Deniz’e son zamanlardaki bağırmalarım… Ardından “Çocuğuma nasıl bağırırım, ne biçim anneyim ben?!” diye ağlamalarım… “Deniz niçin bu kadar yüksek sesli? Bu kadar hareketli? Neyi yanlış yapıyorum?” şeklindeki sorgulamalarım hep bu yüzdenmiş meğer.

Yanlış yaptığım şey “çalışmayan” ya da “evde oturan” anne olmanın artık bana fazla geldiğini, özellikle Deniz okula başladıktan sonra kendimi iyice boşlukta hissetmeye başladığımı fark edememekmiş.

Başkalarından yardım almanın ve Deniz’den zaman zaman uzak kalmanın beni kötü bir anne yapmayacağı gibi Deniz’in de psikolojisini bozmayacağını, para karşılığı çalışıyor olmasam bile “çocuğunu büyütmek için işi bırakan anne” pozisyonun en az “çalışan anne” kadar yorucu olduğunu, ben “çalışan anne” olsaydım da doğru ayarlarla Deniz’in normal bir şekilde büyüyebileceğini görememekmiş.

“Çalışmak zorunda olsaydım Deniz’i başkalarına bırakacaktım”, ya da “Amerika’da yaşıyor olsaydım tek başıma altından kalmak zorunda olacaktım, öyleyse şimdi neden yapamıyorum” türünden kıyaslamalara girmek, fazla mükemmeliyetçi olmak ve olayları fazla analiz etmekmiş.

Ama en büyük hatam oğlumun sadece 2,5 yaşında olduğunu, daha da önemlisi onun başlı başına bir kişilik olduğunu fark edememek ve istemediğim bir hareket yaptığında onun gelişmekte olan karakterine vermeyip “Ben nerede hata yapıyorum?” diye düşünmekmiş.

Şimdi -içim sızlayarak da olsa- haftada dört gün okula gidiyor Deniz. Daha bundan bir sene öncesine kadar “3 yaşından önce yuvaya falan vermem” diyen ben haftanın dört günü 2 buçuk yaşındaki oğlumu sabahtan öğlene kadar başkalarına emanet ediyorum. Çalışmayıp para kazanmayan bir anne olmanın da ötesinde, kocasının çalışıp kazandığı parayı oğlundan uzak olmak için harcıyor, ve bunun kabul edilebilir olduğuna ikna etmeye çalışıyorum kendimi… Çünkü fark ettim ki sadece “birisinin annesi/dadı/temizlikçi/aşçı” kimliğinde yaşıyor olmak mutsuz ediyor beni… Fark ettim ki, sabah evden çıkıp işe gitmesem de günün sonunda “Bugün kendim için ne yaptım?” sorusunun cevabının “Hiçbir şey” olmaması gerekiyor.
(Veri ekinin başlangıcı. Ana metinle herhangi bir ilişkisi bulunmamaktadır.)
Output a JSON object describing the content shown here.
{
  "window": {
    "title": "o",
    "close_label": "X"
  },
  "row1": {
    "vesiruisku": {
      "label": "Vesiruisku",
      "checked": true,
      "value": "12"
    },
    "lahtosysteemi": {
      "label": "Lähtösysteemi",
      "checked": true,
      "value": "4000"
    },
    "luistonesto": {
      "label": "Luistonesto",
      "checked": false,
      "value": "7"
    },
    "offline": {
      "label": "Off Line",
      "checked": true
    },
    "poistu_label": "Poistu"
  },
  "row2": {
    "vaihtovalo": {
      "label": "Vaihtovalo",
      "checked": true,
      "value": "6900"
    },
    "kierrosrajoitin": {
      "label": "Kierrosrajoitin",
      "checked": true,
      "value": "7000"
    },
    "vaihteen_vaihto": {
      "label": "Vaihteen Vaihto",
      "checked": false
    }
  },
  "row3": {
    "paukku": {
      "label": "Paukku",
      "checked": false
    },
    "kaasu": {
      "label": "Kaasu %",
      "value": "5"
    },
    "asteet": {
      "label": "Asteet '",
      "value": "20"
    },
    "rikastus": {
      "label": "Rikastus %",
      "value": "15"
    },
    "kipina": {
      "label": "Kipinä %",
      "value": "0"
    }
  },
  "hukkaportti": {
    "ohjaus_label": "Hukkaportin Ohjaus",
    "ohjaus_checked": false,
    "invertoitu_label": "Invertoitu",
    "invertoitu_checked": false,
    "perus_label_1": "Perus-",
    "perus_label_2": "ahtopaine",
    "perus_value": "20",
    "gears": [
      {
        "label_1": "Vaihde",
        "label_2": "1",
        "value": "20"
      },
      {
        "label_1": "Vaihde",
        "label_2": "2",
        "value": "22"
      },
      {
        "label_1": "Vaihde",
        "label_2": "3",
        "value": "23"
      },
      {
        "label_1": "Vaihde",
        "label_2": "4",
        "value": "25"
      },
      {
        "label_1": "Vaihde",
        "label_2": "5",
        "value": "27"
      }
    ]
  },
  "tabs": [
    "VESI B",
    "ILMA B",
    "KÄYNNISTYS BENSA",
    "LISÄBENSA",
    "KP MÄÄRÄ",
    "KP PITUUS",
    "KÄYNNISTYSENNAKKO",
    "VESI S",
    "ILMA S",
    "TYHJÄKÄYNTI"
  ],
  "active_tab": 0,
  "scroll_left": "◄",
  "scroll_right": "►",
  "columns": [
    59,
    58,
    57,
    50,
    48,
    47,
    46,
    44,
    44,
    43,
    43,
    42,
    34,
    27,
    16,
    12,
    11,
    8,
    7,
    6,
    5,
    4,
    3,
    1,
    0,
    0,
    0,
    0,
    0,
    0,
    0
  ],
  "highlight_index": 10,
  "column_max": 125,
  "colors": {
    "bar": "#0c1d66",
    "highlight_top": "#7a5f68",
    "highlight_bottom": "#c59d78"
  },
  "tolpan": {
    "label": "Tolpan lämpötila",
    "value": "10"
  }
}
Artık biraz daha kabullendim. Deniz’i okula götürürken hala suçluluk hissetsem de, biliyorum ki bunun sonu yok. Çalışıyor olsaydım da oğlumu bırakıp işe gitmenin verdiği suçluluk hissiyle boğuşacaktım. Anne olmak bu herhalde… Hep “Çocuğum için en iyisini yapmıyor muyum acaba?” şüphesiyle yaşamak.

Varsın, o da olsun.
Çalışmayan Anne Yoktur, Üretmeyen Anne vardır.

Bunlar tam olarak benim kelimelerim değil. Bir başkası benim aklıma soktu, ben de çok benimsedim.

Bilmiyorum her “çalışmayan anne” için böyle mi, ama benim için “kendim için bir şeyler yapmanın” çok önemli olduğuna, bunu yapmazsam, bir şeyler üretmezsem mutlu olmadığıma karar verdim. Ben mutlu olmadığım zamanlar evdeki kimse mutlu olmadığı için ve şu sıralar kendimi üretken hissettiren şey yaklaşık 8 aydır tuttuğum blogum olduğu için de “üretmeye” devam ediyorum, edeceğim.

İster uluslar arası bir şirketin pazarlama müdürü olmak, ister küçük bir mağazanın muhasebe kayıtlarını takip etmek, ister blog tutmak, ister spor yapmak, ister örgü örmek, ister bir hayvan barınağında gönüllü olarak çalışmak… Anne, çocuğunun dışında, sadece ve sadece kendisi için bir şeyler yaptıkça, ortaya bir şeyler çıkardığı için tatmin oldukça mutlu olacaktır diye düşünüyorum.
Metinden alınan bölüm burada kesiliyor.